Yes, I was definitely interested in your work. Well, I didn’t say this is how it will be released. It was just a neat summary.
If I could have a suggestion, I’d recommend not to fully remove subviews. One may want to call [font=“Courier New”]$form->render(‘path/to/view’);[/font] so it’d easy to customize the output html.
My other idea is naming syntax. Currently, ids and names are fully auto-generated. What about naming rules, which can determine both?
A naming rule may look like form-{type}-{attribute}. In this case, {type} and {attribute} would replaced by the input field type (text, password, dropdown, etc.) and attribute name identified by form respectively. A rule also may be empty, which means the corresponding html attribute should be omitted.
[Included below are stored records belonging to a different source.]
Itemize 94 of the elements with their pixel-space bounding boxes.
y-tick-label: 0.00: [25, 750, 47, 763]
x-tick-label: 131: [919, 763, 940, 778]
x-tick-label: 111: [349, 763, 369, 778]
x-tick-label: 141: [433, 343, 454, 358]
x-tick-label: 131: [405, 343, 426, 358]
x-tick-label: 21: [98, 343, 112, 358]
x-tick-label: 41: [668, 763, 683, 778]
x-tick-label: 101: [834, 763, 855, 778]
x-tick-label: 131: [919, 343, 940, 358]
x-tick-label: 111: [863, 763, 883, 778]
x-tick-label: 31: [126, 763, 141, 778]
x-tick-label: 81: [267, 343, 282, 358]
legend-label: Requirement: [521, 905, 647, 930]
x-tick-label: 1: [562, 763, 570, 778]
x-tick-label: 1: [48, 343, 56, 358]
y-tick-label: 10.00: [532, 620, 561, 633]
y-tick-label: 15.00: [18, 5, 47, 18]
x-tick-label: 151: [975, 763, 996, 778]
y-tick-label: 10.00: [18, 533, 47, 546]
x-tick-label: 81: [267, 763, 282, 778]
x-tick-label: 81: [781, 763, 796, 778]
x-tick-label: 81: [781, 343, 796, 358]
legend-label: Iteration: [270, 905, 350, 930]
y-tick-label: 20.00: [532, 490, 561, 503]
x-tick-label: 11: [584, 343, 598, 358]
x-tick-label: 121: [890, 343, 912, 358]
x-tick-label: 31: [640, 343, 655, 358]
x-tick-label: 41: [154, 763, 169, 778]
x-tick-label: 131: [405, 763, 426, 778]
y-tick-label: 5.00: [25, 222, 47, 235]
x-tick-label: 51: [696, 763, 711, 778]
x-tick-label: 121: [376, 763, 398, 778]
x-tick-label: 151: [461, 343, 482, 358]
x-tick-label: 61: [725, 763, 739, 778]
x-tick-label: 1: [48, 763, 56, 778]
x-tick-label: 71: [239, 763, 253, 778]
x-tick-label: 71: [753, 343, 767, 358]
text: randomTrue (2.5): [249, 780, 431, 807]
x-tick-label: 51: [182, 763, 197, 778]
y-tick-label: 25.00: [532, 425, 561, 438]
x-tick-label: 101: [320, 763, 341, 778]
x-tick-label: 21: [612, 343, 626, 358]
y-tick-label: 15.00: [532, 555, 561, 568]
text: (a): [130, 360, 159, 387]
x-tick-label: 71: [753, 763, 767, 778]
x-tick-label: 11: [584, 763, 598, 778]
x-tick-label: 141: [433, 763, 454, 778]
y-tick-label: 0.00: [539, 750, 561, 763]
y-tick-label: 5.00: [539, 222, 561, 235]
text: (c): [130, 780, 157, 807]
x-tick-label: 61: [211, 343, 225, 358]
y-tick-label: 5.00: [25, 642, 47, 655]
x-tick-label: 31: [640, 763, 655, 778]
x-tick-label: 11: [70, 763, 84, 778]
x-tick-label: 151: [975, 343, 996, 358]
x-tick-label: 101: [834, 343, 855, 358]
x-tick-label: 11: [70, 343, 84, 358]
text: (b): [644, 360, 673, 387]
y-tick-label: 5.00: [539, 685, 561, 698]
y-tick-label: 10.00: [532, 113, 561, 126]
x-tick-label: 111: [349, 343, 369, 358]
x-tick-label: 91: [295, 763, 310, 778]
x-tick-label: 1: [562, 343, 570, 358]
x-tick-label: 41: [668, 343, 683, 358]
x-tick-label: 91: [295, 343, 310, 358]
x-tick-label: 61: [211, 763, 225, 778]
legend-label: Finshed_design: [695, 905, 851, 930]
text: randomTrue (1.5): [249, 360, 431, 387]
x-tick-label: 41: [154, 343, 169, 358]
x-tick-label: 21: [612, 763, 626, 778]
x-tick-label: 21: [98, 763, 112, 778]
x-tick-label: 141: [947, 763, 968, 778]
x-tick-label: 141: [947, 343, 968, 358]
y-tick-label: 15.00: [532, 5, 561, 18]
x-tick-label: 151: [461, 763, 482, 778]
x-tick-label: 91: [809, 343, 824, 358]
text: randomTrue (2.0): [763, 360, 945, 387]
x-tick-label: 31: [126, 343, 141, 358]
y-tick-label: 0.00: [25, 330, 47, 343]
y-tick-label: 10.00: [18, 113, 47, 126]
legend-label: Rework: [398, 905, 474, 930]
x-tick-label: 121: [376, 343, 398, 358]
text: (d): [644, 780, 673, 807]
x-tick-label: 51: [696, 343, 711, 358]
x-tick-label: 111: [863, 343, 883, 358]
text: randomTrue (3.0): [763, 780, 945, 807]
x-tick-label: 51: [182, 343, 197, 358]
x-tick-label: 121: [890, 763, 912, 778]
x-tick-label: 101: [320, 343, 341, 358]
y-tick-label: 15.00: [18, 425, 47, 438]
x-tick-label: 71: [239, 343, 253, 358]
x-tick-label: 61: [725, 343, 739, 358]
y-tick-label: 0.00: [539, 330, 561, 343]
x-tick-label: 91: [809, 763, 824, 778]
For subviews, I think one can do $this->renderPartial('view', array('form'=>$form)) to explicitly render a form. This is nearly the same as $form->render('view'). The only difference is that in the view, $this would refer to controller/widget in the former case, while in the latter case it refers to the form object.
The current implementation allows you to customize id easily:
I already use the subforms. They are very convenient.
A quick thought regarding tabular input:
Maybe a Form may take a single model instance or an array of model instances.
In the first case it works as of now in the latter case it builds the form using the tabular input method described in the guide, which should work as the form already reuses CHtml to build the input elements.
With that forms and subforms could be used for tabular inputs.
The data collection of this tabular input forms could also work like the solution described in the guide.
I will think about your suggestion. Feel free to let me know if you have any other suggestions with CForm. This is new thing that we don't have much real experience yet.